Saint-Ouen, ce dimanche. Les opposants au futur Grand hôpital nord suggèrent la création d’un hôpital de taille modérée à Saint-Ouen, la démolition-reconstruction de Bichat à Paris et la rénovation de Beaujon à Clichy. LP/E.M.

Ils ont conçu un nouveau cahier des charges et comptent fortement sur l'AP-HP pour l'étudier. Les opposants au futur campus hospitalo-universitaire de Saint-Ouen ont présenté leur « contre-projet » ce dimanche, lors d'une prise de parole, en bordure de l'ancien site PSA, censé accueillir le grand hôpital nord en 2028.

L'AP-HP prévoit d'y fusionner les hôpitaux Bichat (Paris, XVIIIe) et Beaujon de Clichy (Hauts-de-Seine) d'ici à 2028. Ce site en plein centre-ville accueillera aussi quelque 12 500 étudiants en médecine de l'université Paris-Diderot.

Les opposants présents, parmi lesquels quelques élus communistes, posent d'abord en condition préalable la non-fermeture de Bichat et de Beaujon.
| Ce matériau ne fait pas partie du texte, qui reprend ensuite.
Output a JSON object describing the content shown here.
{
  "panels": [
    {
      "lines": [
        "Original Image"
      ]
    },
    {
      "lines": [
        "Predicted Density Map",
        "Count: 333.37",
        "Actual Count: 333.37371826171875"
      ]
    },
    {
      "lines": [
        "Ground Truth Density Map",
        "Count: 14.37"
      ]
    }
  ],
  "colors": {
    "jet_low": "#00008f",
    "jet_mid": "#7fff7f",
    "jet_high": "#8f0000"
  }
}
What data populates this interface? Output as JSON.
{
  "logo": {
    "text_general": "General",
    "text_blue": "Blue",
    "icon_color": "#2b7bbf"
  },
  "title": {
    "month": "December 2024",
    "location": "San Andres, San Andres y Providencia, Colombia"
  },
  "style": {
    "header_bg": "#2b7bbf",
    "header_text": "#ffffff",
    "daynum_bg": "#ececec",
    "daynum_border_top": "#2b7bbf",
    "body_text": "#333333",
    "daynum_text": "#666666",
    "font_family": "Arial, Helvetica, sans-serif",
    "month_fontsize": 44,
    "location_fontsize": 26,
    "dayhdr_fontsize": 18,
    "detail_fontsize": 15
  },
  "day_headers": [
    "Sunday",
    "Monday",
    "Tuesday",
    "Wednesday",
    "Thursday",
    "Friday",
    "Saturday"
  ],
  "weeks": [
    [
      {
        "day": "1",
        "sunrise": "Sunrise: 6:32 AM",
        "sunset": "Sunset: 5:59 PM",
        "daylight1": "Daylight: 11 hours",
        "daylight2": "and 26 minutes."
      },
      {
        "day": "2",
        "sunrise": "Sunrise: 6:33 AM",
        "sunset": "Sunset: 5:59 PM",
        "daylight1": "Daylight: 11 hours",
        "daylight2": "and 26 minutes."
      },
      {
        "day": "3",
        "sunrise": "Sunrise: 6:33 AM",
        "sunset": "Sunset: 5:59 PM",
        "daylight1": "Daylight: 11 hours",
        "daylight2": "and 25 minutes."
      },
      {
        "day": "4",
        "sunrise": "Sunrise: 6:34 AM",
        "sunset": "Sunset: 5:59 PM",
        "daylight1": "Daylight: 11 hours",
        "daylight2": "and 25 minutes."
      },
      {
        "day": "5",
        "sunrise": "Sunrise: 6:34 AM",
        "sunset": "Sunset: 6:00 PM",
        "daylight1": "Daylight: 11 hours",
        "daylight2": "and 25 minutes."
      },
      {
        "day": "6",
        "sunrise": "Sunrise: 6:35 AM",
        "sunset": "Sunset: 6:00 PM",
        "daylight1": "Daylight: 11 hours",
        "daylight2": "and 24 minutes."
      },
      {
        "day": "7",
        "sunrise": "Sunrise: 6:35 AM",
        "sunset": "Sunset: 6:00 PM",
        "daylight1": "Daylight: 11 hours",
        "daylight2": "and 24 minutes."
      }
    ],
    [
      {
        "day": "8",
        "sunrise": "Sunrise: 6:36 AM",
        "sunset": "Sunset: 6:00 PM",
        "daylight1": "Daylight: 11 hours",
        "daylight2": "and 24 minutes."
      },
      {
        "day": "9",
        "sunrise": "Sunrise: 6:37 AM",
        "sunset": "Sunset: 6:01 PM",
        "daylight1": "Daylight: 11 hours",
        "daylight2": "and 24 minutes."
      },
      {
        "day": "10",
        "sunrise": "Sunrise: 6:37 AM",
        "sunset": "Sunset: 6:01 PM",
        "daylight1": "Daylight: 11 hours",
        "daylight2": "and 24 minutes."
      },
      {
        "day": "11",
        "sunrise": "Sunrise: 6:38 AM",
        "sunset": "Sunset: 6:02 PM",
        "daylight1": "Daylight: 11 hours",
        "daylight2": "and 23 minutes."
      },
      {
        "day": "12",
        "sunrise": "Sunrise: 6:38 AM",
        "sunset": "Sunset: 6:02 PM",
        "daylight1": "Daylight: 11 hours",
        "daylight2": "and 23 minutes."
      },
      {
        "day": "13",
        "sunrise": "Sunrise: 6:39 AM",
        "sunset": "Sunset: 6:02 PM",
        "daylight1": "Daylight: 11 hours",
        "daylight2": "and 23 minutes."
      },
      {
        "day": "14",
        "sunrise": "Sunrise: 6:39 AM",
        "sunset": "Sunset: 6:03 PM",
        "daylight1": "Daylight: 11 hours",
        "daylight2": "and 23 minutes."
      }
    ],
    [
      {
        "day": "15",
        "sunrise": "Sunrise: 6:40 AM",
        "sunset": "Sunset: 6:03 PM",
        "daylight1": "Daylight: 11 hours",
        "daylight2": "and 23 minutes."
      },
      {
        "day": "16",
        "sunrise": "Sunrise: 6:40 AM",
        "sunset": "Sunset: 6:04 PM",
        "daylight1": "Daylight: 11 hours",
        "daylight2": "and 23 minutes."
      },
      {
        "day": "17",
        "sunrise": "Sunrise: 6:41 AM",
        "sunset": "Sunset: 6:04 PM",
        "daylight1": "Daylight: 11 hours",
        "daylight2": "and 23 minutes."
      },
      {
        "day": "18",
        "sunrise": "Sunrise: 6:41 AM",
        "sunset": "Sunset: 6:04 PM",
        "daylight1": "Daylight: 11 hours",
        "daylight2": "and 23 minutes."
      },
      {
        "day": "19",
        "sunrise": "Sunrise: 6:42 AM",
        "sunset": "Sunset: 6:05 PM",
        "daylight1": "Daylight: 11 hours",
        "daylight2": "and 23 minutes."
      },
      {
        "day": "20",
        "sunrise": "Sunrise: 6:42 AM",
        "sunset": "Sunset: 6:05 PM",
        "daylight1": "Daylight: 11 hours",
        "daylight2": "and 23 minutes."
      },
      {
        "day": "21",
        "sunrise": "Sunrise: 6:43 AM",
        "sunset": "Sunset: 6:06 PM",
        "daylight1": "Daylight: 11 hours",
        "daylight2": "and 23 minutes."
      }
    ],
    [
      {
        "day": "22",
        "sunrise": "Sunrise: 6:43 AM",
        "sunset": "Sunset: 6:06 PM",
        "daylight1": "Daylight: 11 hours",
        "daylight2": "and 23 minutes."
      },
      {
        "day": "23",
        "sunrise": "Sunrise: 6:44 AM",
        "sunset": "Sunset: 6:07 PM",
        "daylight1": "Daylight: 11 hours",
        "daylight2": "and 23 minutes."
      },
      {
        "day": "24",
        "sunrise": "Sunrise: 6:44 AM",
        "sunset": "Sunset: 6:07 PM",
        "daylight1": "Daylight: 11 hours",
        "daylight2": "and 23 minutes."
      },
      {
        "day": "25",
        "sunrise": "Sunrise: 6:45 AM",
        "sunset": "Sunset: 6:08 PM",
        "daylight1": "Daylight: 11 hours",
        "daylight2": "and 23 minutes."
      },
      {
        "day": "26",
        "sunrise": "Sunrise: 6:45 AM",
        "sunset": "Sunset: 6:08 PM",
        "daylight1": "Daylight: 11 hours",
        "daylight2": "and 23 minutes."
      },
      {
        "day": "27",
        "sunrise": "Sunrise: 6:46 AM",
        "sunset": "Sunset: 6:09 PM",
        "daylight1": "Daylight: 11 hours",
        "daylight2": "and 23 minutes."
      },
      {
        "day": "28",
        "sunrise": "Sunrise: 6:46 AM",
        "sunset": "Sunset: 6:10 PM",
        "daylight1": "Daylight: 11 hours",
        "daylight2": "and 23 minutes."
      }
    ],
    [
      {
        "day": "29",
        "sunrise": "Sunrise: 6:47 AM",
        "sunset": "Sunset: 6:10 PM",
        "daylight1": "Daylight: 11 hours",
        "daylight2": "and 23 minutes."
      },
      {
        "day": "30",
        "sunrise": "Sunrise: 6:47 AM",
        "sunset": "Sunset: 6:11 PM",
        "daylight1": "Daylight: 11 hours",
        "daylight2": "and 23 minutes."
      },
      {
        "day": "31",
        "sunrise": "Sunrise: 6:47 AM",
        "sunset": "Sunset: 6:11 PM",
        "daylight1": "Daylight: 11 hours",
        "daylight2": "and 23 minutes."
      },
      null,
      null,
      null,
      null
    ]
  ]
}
Ils proposent de reconstruire le premier sur site, « en augmentant l'emprise foncière autour » et de réhabiliter le second.

En parallèle, ils imaginent la construction, à Saint-Ouen, d'un « hôpital de taille modéré, de 300 à 500 places » décrit le conseiller municipal d'opposition (DVG) Denis Vemclefs. Selon lui, conserver les deux structures existantes permettrait de trouver une autre implantation pour la nouvelle construction. « On peut imaginer l'inclure dans la phase 4 des Docks, ce qui permettrait des accès plus faciles qu'ici, en plein centre-ville », propose-t-il.

En plein Covid, l'idée d'avoir moins de lits ne passe pas

Le député (LFI) Éric Coquerel rappelle aussi que toute la zone doit profiter de la tenue des Jeux olympiques 2024, le Village olympique devant être construit en partie sur Saint-Ouen. « Pourquoi ne pas y prévoir l'hôpital, dans l'après JO? Grâce au transport fluvial, on peut jouer avec les deux berges de la Seine, imagine l'élu. Il existe des alternatives dès lors qu'on envisage une structure de taille modérée. »

LP/E.M.
LP/E.M.  

Car en plus de cet emplacement contesté, les détracteurs du projet ont rapidement constaté que ce plan conduirait à la suppression de 400 lits d'hospitalisation par rapport à ce qui existe aujourd'hui (environ 1 300 lits en comptant Bichat et à Beaujon).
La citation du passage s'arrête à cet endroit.